Overview
Alan Greenspan served as Chair of the Federal Reserve from 1987 to 2006, making him one of the longest-serving Fed chairs. His tenure encompassed the 1987 crash, the dot-com bubble, and the early stages of the housing bubble, and his legacy is debated as both masterful crisis management and reckless deregulatory permissiveness.
Key Facts
- Fed Chair from August 1987 to January 2006
- Presided over the “Great Moderation” era of low inflation and steady growth
- Criticized for keeping rates too low in the early 2000s, contributing to the housing bubble
- Known for opaque “Fedspeak” communication style
Newsletter Relevance
Greenspan is the reference point for debates about Fed independence, interest rate policy, and the consequences of accommodative monetary policy.
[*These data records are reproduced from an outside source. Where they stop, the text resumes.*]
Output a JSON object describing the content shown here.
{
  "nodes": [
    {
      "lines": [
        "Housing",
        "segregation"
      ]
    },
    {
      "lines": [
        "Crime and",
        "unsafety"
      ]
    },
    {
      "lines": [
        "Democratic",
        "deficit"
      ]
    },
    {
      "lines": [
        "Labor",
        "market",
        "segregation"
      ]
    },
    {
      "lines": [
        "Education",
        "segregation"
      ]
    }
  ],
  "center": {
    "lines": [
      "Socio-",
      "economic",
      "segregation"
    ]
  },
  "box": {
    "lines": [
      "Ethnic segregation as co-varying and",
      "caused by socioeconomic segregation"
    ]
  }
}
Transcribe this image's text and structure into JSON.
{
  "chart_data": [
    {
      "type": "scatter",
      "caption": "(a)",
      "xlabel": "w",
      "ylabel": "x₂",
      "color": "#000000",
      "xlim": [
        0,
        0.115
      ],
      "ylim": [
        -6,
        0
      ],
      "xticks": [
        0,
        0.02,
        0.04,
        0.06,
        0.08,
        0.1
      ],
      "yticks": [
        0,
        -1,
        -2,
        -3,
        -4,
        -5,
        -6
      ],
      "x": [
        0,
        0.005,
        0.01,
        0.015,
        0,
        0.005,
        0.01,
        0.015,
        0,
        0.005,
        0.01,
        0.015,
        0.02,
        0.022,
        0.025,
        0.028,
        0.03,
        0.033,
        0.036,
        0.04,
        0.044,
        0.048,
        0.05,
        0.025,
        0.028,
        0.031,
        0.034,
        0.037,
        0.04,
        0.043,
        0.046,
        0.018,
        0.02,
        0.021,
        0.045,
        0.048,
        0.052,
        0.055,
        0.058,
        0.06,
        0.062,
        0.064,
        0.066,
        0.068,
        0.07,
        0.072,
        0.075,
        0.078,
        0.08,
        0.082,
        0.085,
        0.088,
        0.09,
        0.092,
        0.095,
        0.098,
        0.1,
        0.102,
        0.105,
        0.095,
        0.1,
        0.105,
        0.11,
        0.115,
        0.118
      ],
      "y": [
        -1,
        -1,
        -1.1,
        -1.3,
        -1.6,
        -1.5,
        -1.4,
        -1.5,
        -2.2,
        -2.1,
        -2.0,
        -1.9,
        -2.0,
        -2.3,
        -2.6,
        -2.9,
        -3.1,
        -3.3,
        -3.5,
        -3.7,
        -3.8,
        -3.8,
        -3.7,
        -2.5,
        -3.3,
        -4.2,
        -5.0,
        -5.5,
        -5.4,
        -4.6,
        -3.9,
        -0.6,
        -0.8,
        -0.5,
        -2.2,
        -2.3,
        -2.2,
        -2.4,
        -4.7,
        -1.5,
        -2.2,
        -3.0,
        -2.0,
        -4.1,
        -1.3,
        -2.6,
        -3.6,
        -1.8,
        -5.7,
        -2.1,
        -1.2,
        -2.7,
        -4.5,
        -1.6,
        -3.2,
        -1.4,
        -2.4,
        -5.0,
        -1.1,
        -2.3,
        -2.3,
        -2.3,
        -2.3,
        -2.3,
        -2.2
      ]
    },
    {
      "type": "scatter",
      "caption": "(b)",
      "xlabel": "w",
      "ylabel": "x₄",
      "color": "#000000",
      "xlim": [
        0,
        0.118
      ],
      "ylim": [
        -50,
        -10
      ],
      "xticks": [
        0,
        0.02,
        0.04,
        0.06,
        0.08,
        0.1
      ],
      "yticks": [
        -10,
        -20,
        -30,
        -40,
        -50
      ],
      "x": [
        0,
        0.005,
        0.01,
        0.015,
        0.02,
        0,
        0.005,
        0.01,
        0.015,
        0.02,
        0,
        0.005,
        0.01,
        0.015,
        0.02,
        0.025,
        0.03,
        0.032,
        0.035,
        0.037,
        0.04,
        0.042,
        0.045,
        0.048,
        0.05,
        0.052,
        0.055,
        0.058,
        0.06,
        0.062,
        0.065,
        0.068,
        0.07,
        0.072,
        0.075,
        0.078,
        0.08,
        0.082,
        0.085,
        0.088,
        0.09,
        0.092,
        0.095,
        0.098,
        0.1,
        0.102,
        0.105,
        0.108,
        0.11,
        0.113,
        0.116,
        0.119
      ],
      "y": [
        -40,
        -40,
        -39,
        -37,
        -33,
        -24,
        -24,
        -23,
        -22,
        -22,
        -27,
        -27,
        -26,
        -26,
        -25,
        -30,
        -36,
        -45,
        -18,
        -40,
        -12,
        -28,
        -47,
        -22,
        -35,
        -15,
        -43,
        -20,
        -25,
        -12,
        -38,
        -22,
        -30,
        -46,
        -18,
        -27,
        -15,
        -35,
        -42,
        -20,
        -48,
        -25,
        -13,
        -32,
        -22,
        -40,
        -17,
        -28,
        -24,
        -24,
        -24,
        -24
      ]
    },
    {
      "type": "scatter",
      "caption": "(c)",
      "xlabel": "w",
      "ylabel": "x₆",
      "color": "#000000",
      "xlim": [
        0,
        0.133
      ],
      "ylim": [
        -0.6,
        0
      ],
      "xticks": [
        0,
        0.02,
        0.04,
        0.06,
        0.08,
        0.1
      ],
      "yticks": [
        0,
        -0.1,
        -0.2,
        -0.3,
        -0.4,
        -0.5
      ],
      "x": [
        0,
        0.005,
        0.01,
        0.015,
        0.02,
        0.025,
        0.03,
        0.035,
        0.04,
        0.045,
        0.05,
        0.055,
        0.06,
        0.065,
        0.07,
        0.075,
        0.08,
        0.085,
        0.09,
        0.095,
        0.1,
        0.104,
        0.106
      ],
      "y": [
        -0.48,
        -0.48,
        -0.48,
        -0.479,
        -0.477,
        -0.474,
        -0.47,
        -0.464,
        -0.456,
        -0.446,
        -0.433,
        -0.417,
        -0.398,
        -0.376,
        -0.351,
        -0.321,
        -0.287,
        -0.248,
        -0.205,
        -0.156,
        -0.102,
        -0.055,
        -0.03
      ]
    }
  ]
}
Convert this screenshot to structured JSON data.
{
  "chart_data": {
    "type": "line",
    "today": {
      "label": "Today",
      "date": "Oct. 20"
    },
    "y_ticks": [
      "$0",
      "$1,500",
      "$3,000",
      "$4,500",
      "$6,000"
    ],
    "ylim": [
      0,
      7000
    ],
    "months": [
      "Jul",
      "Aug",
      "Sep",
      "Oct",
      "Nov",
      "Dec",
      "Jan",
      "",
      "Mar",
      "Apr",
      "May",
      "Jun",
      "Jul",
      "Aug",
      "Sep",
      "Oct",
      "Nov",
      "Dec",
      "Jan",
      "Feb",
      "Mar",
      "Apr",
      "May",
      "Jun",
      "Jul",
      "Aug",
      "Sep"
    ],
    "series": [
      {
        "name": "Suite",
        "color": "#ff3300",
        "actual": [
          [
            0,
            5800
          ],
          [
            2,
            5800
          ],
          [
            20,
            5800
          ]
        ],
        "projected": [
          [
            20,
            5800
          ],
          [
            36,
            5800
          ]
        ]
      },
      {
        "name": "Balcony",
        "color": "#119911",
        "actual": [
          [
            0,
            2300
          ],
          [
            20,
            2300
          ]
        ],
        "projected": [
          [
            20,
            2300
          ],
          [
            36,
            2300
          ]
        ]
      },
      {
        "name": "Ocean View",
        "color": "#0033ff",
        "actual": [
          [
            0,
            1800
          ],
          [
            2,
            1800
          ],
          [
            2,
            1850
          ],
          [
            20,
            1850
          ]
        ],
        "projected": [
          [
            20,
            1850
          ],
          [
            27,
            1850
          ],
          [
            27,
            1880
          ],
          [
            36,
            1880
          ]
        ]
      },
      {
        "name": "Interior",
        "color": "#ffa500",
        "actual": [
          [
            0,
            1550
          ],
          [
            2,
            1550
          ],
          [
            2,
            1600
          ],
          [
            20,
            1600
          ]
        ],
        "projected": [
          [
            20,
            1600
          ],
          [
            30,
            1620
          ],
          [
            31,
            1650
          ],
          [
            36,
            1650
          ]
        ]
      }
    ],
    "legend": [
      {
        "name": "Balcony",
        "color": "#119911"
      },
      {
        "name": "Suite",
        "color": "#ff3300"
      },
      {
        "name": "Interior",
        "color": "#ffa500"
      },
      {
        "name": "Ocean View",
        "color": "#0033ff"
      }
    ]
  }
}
Comparisons to the Greenspan era are central to understanding Kevin Warsh’s monetary policy philosophy and the broader debate about what went wrong before 2008.
Connections
- Federal Reserve — served as chair for nearly two decades
- Kevin Warsh — Warsh served as a Fed governor during the tail end of the Greenspan-influenced era
- Paul Volcker — Greenspan’s predecessor; their contrasting approaches frame the hawk-vs-dove debate
Source Appearances
- (stub — awaiting source linkage)
Open Questions
- How does the Greenspan legacy inform current debates about the appropriate level of Fed accommodation?
- To what extent did Greenspan’s deregulatory stance contribute to the 2008 crisis vs. broader structural factors?